Absent from the vice president’s Oct. 25 speech was the Trump administration’s stance toward refugees from some of the countries where Christians are facing some of the violence he spoke about, including Iraq, Syria and Egypt.

Though the vice president said in his speech “America will support these people,” meaning Christians and other religious minorities facing persecution in the Middle East, the day before, on Oct. 24, the administration announced stricter restrictions for refugees wanting to come to the United States from 11 countries. Though the countries were not named, news agency Reuters reported that they were mostly from the Middle East and Africa, which in the past included many persecuted Christians seeking refuge in the U.S.

“Of nearly 2,600 Iranian refugees resettled in the United States last year, for instance, a majority were Christian,” Reuters reported.

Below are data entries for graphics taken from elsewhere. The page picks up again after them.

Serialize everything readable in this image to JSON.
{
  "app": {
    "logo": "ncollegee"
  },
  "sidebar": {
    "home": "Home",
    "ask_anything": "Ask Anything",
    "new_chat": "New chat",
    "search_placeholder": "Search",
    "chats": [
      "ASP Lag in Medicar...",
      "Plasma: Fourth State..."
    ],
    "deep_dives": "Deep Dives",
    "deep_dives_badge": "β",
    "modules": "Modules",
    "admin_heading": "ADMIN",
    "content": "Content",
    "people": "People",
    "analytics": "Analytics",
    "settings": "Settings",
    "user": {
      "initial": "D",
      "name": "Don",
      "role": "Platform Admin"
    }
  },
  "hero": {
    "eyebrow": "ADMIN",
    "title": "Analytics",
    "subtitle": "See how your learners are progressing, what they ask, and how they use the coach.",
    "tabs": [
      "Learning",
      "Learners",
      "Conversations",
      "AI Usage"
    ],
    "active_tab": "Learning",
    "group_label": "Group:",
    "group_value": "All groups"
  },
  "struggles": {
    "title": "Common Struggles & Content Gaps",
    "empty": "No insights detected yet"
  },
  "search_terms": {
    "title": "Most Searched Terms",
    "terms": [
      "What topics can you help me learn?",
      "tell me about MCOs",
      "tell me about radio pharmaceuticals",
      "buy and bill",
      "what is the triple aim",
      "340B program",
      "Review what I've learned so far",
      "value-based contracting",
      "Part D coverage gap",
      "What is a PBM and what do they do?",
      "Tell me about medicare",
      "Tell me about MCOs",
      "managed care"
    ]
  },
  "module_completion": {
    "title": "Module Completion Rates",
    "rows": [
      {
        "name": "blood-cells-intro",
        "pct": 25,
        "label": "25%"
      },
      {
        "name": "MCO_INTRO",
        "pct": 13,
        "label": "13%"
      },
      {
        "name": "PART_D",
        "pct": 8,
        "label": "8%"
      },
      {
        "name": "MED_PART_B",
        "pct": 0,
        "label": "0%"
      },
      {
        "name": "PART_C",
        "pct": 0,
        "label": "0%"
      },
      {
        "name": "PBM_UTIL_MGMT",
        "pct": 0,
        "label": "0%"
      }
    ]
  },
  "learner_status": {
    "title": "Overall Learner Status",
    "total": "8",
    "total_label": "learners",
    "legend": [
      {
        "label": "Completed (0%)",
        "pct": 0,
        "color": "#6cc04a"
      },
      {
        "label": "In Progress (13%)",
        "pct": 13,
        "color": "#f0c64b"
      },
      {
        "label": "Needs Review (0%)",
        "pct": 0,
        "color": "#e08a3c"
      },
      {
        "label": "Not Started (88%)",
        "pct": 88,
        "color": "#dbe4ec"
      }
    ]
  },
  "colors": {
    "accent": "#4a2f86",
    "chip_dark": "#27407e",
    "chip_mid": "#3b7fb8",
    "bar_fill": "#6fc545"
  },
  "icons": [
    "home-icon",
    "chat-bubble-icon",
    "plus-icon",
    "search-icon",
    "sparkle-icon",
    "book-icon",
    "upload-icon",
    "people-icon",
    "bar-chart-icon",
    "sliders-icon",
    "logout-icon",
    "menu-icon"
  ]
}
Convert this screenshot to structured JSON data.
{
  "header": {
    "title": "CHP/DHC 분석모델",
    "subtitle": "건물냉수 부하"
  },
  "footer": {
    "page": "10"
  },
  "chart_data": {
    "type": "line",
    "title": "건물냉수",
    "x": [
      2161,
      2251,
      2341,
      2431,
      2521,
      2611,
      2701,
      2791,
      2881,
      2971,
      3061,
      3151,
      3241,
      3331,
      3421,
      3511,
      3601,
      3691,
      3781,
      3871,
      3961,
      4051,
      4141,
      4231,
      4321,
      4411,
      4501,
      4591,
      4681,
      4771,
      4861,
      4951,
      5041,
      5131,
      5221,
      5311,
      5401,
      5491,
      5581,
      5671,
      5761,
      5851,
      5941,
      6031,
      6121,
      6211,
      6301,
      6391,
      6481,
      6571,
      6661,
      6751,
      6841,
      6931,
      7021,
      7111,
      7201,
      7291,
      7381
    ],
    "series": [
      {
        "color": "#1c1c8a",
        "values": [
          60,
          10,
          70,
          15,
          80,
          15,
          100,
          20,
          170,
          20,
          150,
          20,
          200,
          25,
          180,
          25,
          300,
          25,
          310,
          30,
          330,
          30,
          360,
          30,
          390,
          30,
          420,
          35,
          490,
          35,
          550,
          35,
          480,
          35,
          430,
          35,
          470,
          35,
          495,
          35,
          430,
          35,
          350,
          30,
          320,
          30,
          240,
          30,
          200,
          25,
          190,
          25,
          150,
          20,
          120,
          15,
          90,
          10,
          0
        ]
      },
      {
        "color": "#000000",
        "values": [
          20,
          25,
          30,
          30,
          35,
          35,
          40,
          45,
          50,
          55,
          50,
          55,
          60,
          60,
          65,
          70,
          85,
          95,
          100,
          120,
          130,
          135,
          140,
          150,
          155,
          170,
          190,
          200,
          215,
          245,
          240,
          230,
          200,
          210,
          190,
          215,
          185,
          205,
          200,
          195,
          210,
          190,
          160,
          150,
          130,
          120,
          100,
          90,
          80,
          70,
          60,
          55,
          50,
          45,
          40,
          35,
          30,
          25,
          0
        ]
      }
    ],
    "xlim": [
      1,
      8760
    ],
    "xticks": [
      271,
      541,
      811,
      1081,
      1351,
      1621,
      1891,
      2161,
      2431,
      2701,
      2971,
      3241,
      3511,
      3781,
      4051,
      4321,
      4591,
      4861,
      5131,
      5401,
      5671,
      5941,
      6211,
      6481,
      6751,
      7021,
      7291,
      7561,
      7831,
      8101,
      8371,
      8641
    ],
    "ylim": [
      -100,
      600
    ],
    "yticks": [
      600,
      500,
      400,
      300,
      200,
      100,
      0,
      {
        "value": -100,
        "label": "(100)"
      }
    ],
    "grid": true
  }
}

In Defense of Christians, which hosted the speech, has repeatedly asked Congress that any relief for Christians in the Middle East, in terms of U.S. policy, include the admission of Christian refugees from certain nations where persecution is particularly grave. In this year’s In Defense of Christians summit policy agenda, the organization says it supports a bill that would provide immediate relief to minority religious groups in Iraq and Syria, particularly Christians and Yezidis.

“These communities would receive special humanitarian status and refugee resettlement priority in the U.S.,” the organization says on its website.

Most of the Trump administration’s efforts, however, have focused on allowing fewer, not more, refugees into the United States, and have sought greater restrictions for those coming from majority-Muslim countries, including some nations where Christians in Middle East are facing peril.

In late September, Bishop Joe S. Vasquez of Austin, Texas, who is chairman of the U.S. Conference of Catholic Bishops’ Committee on Migration, voiced objections about the historical low level of refugee admissions under Trump, who will limit the number of refugees the United States accepts to 45,000 for the upcoming fiscal year.

It is the lowest admission level for persons fleeing persecution that the U.S. has accepted since the 1980s, when the executive branch was allowed to set the caps under the Refugee Act.